Topic A: Sustainable Transportation
As the world’s population continues to grow, the need for improved forms of transportation and transit increases. Access to transportation is vital for providing opportunities to jobs and schools, moving goods and people, and generating tax revenue. Furthermore, the utilization of sustainable forms of transportation is imperative for responsible growth and development. In 2011, the United Nations Environment Programme (UNEP) emphasized the need for sustainable transportation as well as the ways in which this goal could be achieved through processes like emissions reduction and energy efficiency. At the 2016 Global Sustainable Transport Conference, the UN further emphasized that by 2050, the number of vehicles on the road will reach approximately 2 billion, but the efforts to increase efficiency will not match the negative environmental impact of this growth. With inefficiency like this, transportation worldwide becomes not only a problem for individuals, but a problem for the environment, with inefficient carbon emissions contributing to a rapidly changing climate. The need for sustainable transportation also impacts the potential for success of the Sustainable Development Goals (SDGs) relating to poverty, agricultural productivity, economic productivity, and others. Action by the UNEP and other environmental organizations in improving current modes of transportation to be more sustainable is vital for achieving the SDGs and protecting the environment from further harm. Without these efforts, emissions from current forms of transportation will result in further atmospheric degradation and ecological damage.

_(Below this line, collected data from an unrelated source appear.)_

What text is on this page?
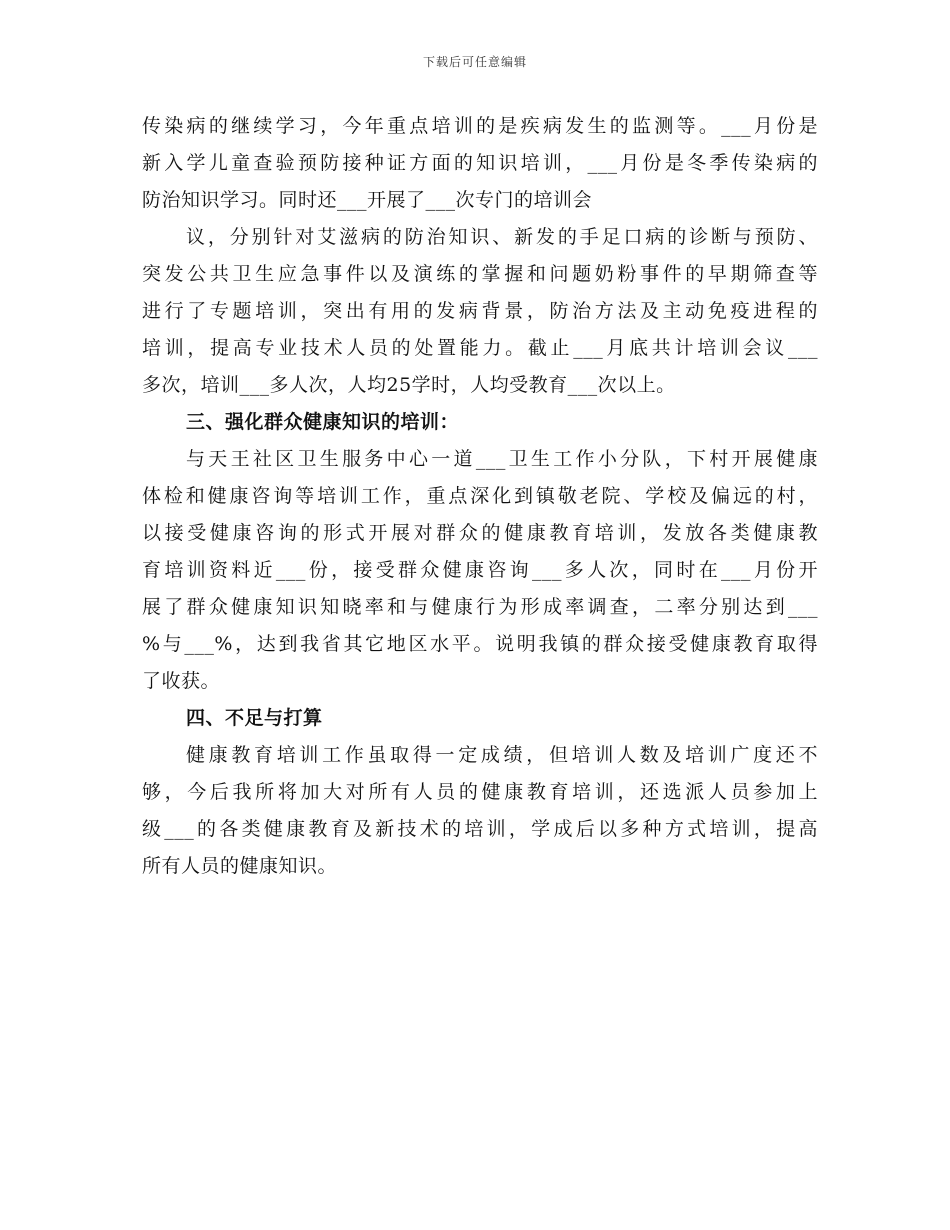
下载后可任意编辑
传染病的继续学习，今年重点培训的是疾病发生的监测等。___月份是
新入学儿童查验预防接种证方面的知识培训，___月份是冬季传染病的
防治知识学习。同时还___开展了___次专门的培训会
议，分别针对艾滋病的防治知识、新发的手足口病的诊断与预防、
突发公共卫生应急事件以及演练的掌握和问题奶粉事件的早期筛查等
进行了专题培训，突出有用的发病背景，防治方法及主动免疫进程的
培训，提高专业技术人员的处置能力。截止___月底共计培训会议___
多次，培训___多人次，人均25学时，人均受教育___次以上。
三、强化群众健康知识的培训：
与天王社区卫生服务中心一道___卫生工作小分队，下村开展健康
体检和健康咨询等培训工作，重点深化到镇敬老院、学校及偏远的村，
以接受健康咨询的形式开展对群众的健康教育培训，发放各类健康教
育培训资料近___份，接受群众健康咨询___多人次，同时在___月份开
展了群众健康知识知晓率和与健康行为形成率调查，二率分别达到___
%与___%，达到我省其它地区水平。说明我镇的群众接受健康教育取得
了收获。
四、不足与打算
健康教育培训工作虽取得一定成绩，但培训人数及培训广度还不
够，今后我所将加大对所有人员的健康教育培训，还选派人员参加上
级___的各类健康教育及新技术的培训，学成后以多种方式培训，提高
所有人员的健康知识。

Topic B: The Environmental Impact of Refugee Camps
As natural disasters and political crises continue to displace people, refugee camps are evolving to better suit the needs of those in dire conditions. One of the most crucial aspects of a camp involves the camp’s level of sustainability. Environmental standards tend to be less of a priority for a refugee camp, as its primary goal is to attend to pressing humanitarian needs. This makes it difficult to reduce the amount of waste produced by a camp’s inhabitants and workers. Environmental risk factors include the potential for soil erosion, air pollution, wildlife destruction, and deforestation. In 1995, the Office of the United Nations High Commissioner for Refugees (UNHCR) published the “Environmental Guidelines,” establishing environmental policies and natural resource management standards for refugee crisis situations. The Guidelines stressed four major principles: integration, prevention before cure, cost-effectiveness, and local participation. A joint effort between the UNHCR and the non-governmental organization CARE International created the ‘FRAMEwork’ toolkit to be used in assessment, evaluation, and monitoring of the environment in refugee situations. As the average time of displacement edges towards 20 years, it becomes more pressing to create strategically-designed camps that can best tend to the populations that they primarily serve.